Thursday, December 03, 2009

Osaka & Kyoto Weekend - Day Two Kyoto Edition

Finally, I can say that I have been to Kyoto. No more regretting that I never went and seeing the quizzical looks that mirrored what I wondered inside. I`m so lucky to have another chance to live in Japan. On days when frustration happens, it`s good to remember this. And to plan another trip somewhere.

Kyoto was the former capital of Japan from 798 to 1868 (!) before they packed it up and made it Edo (now Tokyo). Kyoto was mostly spared during World War II, so much of what has been old forever still remains and is now even older. As an American, I am often left speechless when I see places that are so much older than the historical places back home that are usually merely hundreds of years old instead of thousands. It`s a feeling I can`t quite describe, but simultaneously humbling and just wow comes pretty close.

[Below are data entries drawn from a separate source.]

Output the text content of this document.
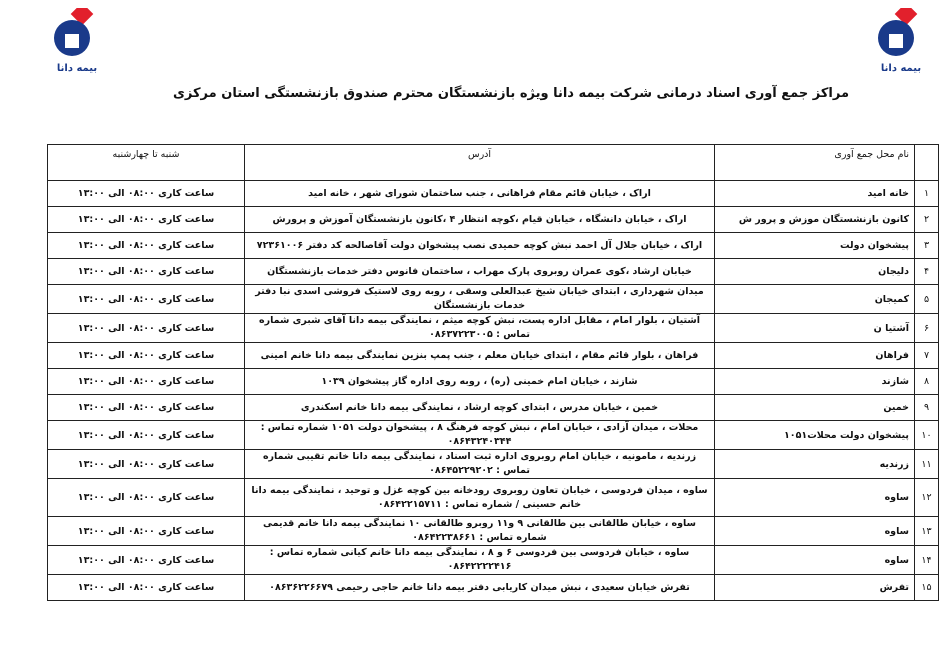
بیمه دانا	بیمه دانا
مراکز جمع آوری اسناد درمانی شرکت بیمه دانا ویژه بازنشستگان محترم صندوق بازنشستگی استان مرکزی
	نام محل جمع آوری	آدرس	شنبه تا چهارشنبه
۱	خانه امید	اراک ، خیابان قائم مقام فراهانی ، جنب ساختمان شورای شهر ، خانه امید	ساعت کاری ۰۸:۰۰ الی ۱۳:۰۰
۲	کانون بازنشستگان موزش و پرور ش	اراک ، خیابان دانشگاه ، خیابان قیام ،کوچه انتظار ۴ ،کانون بازنشستگان آموزش و پرورش	ساعت کاری ۰۸:۰۰ الی ۱۳:۰۰
۳	پیشخوان دولت	اراک ، خیابان جلال آل احمد نبش کوچه حمیدی نصب پیشخوان دولت آقاصالحه کد دفتر ۷۲۳۶۱۰۰۶	ساعت کاری ۰۸:۰۰ الی ۱۳:۰۰
۴	دلیجان	خیابان ارشاد ،کوی عمران روبروی پارک مهراب ، ساختمان فانوس دفتر خدمات بازنشستگان	ساعت کاری ۰۸:۰۰ الی ۱۳:۰۰
۵	کمیجان	میدان شهرداری ، ابتدای خیابان شیخ عبدالعلی وسقی ، روبه روی لاستیک فروشی اسدی نبا دفتر خدمات بازنشستگان	ساعت کاری ۰۸:۰۰ الی ۱۳:۰۰
۶	آشتیا ن	آشتیان ، بلوار امام ، مقابل اداره پست، نبش کوچه میثم ، نمایندگی بیمه دانا آقای شبری شماره تماس : ۰۸۶۳۷۲۲۳۰۰۵	ساعت کاری ۰۸:۰۰ الی ۱۳:۰۰
۷	فراهان	فراهان ، بلوار قائم مقام ، ابتدای خیابان معلم ، جنب پمپ بنزین نمایندگی بیمه دانا خانم امینی	ساعت کاری ۰۸:۰۰ الی ۱۳:۰۰
۸	شازند	شازند ، خیابان امام خمینی (ره) ، روبه روی اداره گاز پیشخوان ۱۰۳۹	ساعت کاری ۰۸:۰۰ الی ۱۳:۰۰
۹	خمین	خمین ، خیابان مدرس ، ابتدای کوچه ارشاد ، نمایندگی بیمه دانا خانم اسکندری	ساعت کاری ۰۸:۰۰ الی ۱۳:۰۰
۱۰	پیشخوان دولت محلات۱۰۵۱	محلات ، میدان آزادی ، خیابان امام ، نبش کوچه فرهنگ ۸ ، پیشخوان دولت ۱۰۵۱ شماره تماس : ۰۸۶۴۳۲۴۰۳۴۴	ساعت کاری ۰۸:۰۰ الی ۱۳:۰۰
۱۱	زرندیه	زرندیه ، مامونیه ، خیابان امام روبروی اداره ثبت اسناد ، نمایندگی بیمه دانا خانم تقیبی شماره تماس : ۰۸۶۴۵۲۲۹۲۰۲	ساعت کاری ۰۸:۰۰ الی ۱۳:۰۰
۱۲	ساوه	ساوه ، میدان فردوسی ، خیابان تعاون روبروی رودخانه بین کوچه غزل و توحید ، نمایندگی بیمه دانا خانم حسینی / شماره تماس : ۰۸۶۴۲۲۱۵۷۱۱	ساعت کاری ۰۸:۰۰ الی ۱۳:۰۰
۱۳	ساوه	ساوه ، خیابان طالقانی بین طالقانی ۹ و۱۱ روبرو طالقانی ۱۰ نمایندگی بیمه دانا خانم قدیمی شماره تماس : ۰۸۶۴۲۲۳۸۶۶۱	ساعت کاری ۰۸:۰۰ الی ۱۳:۰۰
۱۴	ساوه	ساوه ، خیابان فردوسی بین فردوسی ۶ و ۸ ، نمایندگی بیمه دانا خانم کیانی شماره تماس : ۰۸۶۴۲۲۲۲۴۱۶	ساعت کاری ۰۸:۰۰ الی ۱۳:۰۰
۱۵	تفرش	تفرش خیابان سعیدی ، نبش میدان کاریابی دفتر بیمه دانا خانم حاجی رحیمی ۰۸۶۳۶۲۲۶۶۷۹	ساعت کاری ۰۸:۰۰ الی ۱۳:۰۰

There is way more of Kyoto to see and do than what can be done in an afternoon. There are a gazillion (rough estimate) famous temples and shrines. To be honest, we only made it to one. To be more honest, we just wandered around the beautiful grounds at the entry but didn`t actually go in. We intended to go back and go inside at night when the gorgeous autumn leaves would be illuminated, but there was the longest line. And it was cold. And Raining. And we wanted to get back to Osaka for dinner. I accomplished the goal of getting to Kyoto and kind of scouting it out so that I can come back next time, and again after that, to properly see some of what it really has to offer. Still, I managed to take a bucketload of pictures, and these are my favorites.

Kyoto. Finally.
Saturday, November 21, 2009

Kyoto Station
So modern looking that it seems like a juxtaposition in the middle of so much history.

Green Tea Cake
Kyoto is all about the green tea. I love green tea flavored everything, so I was thrilled to see this little shop out in front of Kyoto Station handing out samples. The cake is basically baked in layers, one layer at a time. After talking with some of the teachers, I found out that this is called バームクーヘン (baamukuuhen) in Japanese. Since it`s written in katakana, it was clear that it was a "borrowed word," and with some creative internet searching, I found that it`s German in origin, from Baumkuchen (tree cake, like tree layers, I get it), and is a cake that many Europeans would know. Then I learned that the spelling above is a common mistake in Japan and is really バウムクーヘン (baukuuhen). I won`t correct anyone. Who knew this free sample would turn out to be so educational? I`ve also learned that it can be all kinds of different flavors, but since I was in Kyoto, green tea makes sense, and it was awesome. I may or may not have gone back for a second sample. If I did, it was only for research purposes to be sure that I was madly in love with it.

Ninja Tanuki


Outside Kiyomizudera (清水寺)
This is one of Kyoto`s most famous temples.

View of Kyoto from Kiyomizudera

Pretty Underneath

A Dddd...ddd...ragon!
I`m supposed to bring back a dragon`s tooth for Tom`s friend. Instead, all he gets is this lousy T-shirt picture.

Jizo statues seem to be everywhere in Japan. I have always been fascinated by them. Even last time I was in Japan, long before I knew that I would ever know what it is to lose a baby that you might have had. Now, I`m still fascinated, but my heart goes out a little more to all of those who have experienced a similar loss and have dressed him with a bib with the hopes that Ojizo-sama will protect a little more extra specially their unborn, stillborn or child that died too young some other way. The link above gives a better explanation, but that`s my simple version.
In general, I like the way that Japan remembers those who have died, and I adopted a little something last time I was here as a way of remembering my mom. Some other post, some other time, maybe I`ll explain if I haven`t already somewhere. Mighta. I forget stuff.
Ojizo-sama also protects travelers and firemen. I like traveling, and I like firemens in their uniforms sometimes.
Next post will involve Jizo, too. Just so you know.

Green Tea Ice Cream
I have loved green tea ice cream since the first time I tried it, back in college, staying with a Japanese family in Chicago as a sort of homestay in Japan without actually going there. It seemed all strange and exotic back then. Now it seems like green tea as a valid flavor is becoming a little more common with even green tea lattes at Starbucks. I`m OK with that. Even though it was cold and rainy and icky, green tea ice cream sounded good. And it was. This one in the picture is plastic (love all the plastic food displays here). The one I ate was not plastic.

In Gion District, Kyoto
The real deal. When you`ve read books or seen movies about geisha, there is a good chance that the setting was in Gion. I need to go back when it is not cold and about to rain and look around some more.

Manhole Cover, Kyoto

Hot for Teacher

1 comment:

  1. In a land where even a manhole cover looks like a piece of art ...

    I love reading your stories Maggie and right now, in grey and wet Belgium, I'd love to have a taste of that ice cream. I know, I know. I'll settle for some of my home made vanilla ice cream.